No ônibus, reviso cada detalhe dos últimos meses, cada detalhe que ela pôde ter revelado do que estava acontecendo. Lembro de uma vez numa loja, ela ter pedido para me abraçar forte, e ficou assim por um bom tempo e eu não entendi da onde isso veio. Lembro dela reclamar que também sentia que não fazia nada quando eu estava lá, dos trabalhos dela, como também reclamar que a gente ficava muito tempo sentado vendo série, em vez de sair, isso quando a gente tinha saído no dia anterior. Lembro de uma noite quando do nada, ela começou a chorar do nada, eu de novo sem saber o que fazer, julgando ser hormônios.
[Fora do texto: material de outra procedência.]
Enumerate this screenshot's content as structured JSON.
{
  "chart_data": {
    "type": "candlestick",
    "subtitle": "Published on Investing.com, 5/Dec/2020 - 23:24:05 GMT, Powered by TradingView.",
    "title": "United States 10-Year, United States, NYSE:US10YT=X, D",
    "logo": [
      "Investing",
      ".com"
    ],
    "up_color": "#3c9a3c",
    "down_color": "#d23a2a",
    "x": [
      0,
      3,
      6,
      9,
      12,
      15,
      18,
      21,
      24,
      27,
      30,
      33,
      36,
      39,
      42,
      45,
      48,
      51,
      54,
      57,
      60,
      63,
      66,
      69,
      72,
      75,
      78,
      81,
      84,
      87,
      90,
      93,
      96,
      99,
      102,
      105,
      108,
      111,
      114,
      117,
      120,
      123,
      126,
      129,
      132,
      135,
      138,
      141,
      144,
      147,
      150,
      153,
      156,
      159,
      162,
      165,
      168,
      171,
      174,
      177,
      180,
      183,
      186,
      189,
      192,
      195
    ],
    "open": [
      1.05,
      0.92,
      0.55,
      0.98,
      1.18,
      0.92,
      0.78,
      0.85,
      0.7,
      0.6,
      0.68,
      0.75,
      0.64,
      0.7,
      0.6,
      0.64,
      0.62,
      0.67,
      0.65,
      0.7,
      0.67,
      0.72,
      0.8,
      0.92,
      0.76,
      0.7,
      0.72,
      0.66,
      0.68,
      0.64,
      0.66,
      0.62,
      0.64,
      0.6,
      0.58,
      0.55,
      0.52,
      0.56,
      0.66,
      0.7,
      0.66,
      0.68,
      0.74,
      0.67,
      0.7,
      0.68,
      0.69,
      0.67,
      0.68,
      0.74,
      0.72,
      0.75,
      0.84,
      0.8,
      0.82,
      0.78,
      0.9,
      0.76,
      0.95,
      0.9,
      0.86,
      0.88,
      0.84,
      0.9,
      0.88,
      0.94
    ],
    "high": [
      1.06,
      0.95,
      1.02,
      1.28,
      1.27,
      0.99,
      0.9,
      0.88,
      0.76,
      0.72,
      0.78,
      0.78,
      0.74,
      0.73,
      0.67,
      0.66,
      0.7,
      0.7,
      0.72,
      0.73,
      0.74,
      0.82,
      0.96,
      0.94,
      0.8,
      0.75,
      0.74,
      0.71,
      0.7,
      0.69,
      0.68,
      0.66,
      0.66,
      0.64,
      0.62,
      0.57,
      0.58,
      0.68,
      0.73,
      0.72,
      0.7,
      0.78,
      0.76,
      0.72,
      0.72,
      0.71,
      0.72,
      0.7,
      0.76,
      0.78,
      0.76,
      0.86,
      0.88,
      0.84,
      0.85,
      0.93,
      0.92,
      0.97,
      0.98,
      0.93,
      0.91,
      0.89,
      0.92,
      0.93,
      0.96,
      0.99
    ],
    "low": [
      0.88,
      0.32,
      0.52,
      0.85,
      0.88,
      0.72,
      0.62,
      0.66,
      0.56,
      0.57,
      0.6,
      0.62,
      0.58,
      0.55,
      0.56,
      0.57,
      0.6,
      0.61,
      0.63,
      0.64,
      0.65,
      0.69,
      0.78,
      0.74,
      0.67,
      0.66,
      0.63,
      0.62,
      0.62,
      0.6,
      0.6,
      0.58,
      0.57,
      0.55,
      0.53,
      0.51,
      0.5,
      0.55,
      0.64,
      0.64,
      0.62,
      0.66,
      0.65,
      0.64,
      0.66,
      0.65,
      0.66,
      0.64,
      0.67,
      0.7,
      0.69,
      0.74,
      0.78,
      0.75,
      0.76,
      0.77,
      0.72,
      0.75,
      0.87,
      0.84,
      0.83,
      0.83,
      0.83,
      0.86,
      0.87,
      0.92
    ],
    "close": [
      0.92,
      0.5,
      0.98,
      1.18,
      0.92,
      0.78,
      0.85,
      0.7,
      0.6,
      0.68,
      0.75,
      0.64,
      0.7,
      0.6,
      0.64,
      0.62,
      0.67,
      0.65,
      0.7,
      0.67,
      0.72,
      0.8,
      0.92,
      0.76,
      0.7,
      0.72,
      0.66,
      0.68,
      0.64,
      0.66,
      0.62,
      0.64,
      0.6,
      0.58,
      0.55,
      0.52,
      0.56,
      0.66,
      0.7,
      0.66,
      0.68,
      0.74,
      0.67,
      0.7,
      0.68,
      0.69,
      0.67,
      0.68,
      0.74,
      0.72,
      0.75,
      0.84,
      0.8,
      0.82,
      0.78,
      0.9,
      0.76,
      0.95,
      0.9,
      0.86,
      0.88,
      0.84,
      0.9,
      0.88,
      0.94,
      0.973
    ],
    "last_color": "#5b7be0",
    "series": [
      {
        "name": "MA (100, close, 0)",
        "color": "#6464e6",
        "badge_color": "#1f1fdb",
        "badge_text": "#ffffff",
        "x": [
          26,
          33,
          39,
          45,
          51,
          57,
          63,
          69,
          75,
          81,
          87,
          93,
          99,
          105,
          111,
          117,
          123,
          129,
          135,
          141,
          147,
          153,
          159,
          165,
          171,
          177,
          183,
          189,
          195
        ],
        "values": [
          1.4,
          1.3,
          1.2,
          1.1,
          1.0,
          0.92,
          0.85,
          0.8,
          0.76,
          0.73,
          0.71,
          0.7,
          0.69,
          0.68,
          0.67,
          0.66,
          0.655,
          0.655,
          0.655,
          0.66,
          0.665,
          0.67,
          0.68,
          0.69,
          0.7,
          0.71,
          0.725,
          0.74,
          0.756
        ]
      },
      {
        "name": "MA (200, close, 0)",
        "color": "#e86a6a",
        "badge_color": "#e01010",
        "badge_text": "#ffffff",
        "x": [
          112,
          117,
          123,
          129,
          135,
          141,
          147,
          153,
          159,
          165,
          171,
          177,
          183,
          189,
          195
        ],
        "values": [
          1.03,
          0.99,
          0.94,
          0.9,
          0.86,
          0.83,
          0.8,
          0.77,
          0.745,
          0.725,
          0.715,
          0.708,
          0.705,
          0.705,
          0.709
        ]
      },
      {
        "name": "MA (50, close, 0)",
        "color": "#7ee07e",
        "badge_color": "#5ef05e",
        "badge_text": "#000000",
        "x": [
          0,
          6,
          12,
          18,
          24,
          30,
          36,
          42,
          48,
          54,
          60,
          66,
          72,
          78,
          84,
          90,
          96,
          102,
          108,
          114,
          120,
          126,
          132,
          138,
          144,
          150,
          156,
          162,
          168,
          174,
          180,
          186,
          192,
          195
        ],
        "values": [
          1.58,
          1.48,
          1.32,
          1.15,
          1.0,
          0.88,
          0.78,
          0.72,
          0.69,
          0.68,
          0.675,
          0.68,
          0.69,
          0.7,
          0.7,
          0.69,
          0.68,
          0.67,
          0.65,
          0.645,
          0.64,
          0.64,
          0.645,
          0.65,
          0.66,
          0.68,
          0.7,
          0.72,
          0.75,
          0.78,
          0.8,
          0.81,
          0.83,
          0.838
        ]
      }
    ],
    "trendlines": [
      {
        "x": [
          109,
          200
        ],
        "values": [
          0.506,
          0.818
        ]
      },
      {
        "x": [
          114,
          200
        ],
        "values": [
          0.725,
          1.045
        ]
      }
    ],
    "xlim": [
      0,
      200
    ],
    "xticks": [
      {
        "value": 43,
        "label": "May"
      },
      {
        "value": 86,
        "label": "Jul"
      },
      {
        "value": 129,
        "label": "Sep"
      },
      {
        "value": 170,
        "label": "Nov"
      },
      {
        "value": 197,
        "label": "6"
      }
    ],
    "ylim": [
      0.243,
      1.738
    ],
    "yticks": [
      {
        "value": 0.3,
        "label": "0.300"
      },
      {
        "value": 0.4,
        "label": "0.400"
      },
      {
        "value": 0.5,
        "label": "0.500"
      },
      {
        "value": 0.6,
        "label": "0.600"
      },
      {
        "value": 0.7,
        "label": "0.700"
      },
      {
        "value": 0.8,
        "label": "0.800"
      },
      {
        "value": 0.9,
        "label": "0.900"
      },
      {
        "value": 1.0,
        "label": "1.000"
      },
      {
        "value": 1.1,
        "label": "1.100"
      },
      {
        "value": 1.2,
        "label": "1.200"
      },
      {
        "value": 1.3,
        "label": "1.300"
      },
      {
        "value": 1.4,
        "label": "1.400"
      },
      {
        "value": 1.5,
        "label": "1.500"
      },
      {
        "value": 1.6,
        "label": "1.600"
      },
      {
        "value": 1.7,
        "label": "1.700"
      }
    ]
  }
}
Chego a rodoviária Tiete, saio do ônibus, coração batendo, primeira vez que não há ninguém me esperando, primeira vez que rumarei pela cidade sozinho, sozinho até encontrá-la. Decidi vir sem avisá-la, quero que seja uma surpresa, um olha eu atravesso o mundo para fazer tudo ficar certo. “But I would walk 500 miles, and I would walk 500 more, just to be the man who walked 1000 miles, to fall down at your door.” Um temporal cai pela cidade, sinto que é um reflexo da minha vida naquele momento, uma torrente de água que não sei onde vai acabar. Vejo pela hora que deve estar na USP, pego um transito para chegar lá, quero que ela só saiba da minha chegada quando estiver perto. Ligo, pergunto onde está, saiu mais cedo da USP, horas atrás, está num bar na Augusta. Mais uma vez, atravesso a cidade entre a água, a água a cair que nunca para. Prédios cinzas, poças em crateras para todos os lados, ônibus cheio. Chego na Augusta, primeira vez ali também sem ela, começo a descer, descer entre os bêbados para o meu coração finalmente parar de bater, finalmente encontrar uma resposta. Chego no bar, a observo lá de fora, está lá com duas amigas, está bêbada, está alegre. Entro, ela me olha, as amigas me convidam para sentar. Ela, não faz muito, só me dá espaço para sentar ao seu lado, lhe dou as flores, faz uma piada baixa para elas sobre serem de plástico. Falam que estavam conversando de qual comida escolher. Não entendo nada, é como se nada estivesse acontecendo, como se fosse um dia normal como qualquer outro, peço para falarmos lá fora, só nós. Chegamos lá fora. Eu confuso, ela sorrindo, bêbada.
- Como você tá?
- Eu tô bem.
- Sim, mas como você tá sobre a gente?
- Sabe, eu até tava querendo que a gente conversasse pessoalmente. Mas isso foi uma surpresa. Quando você ligou, a gente ficou pensando que você tinha vindo para me matar ou algo assim.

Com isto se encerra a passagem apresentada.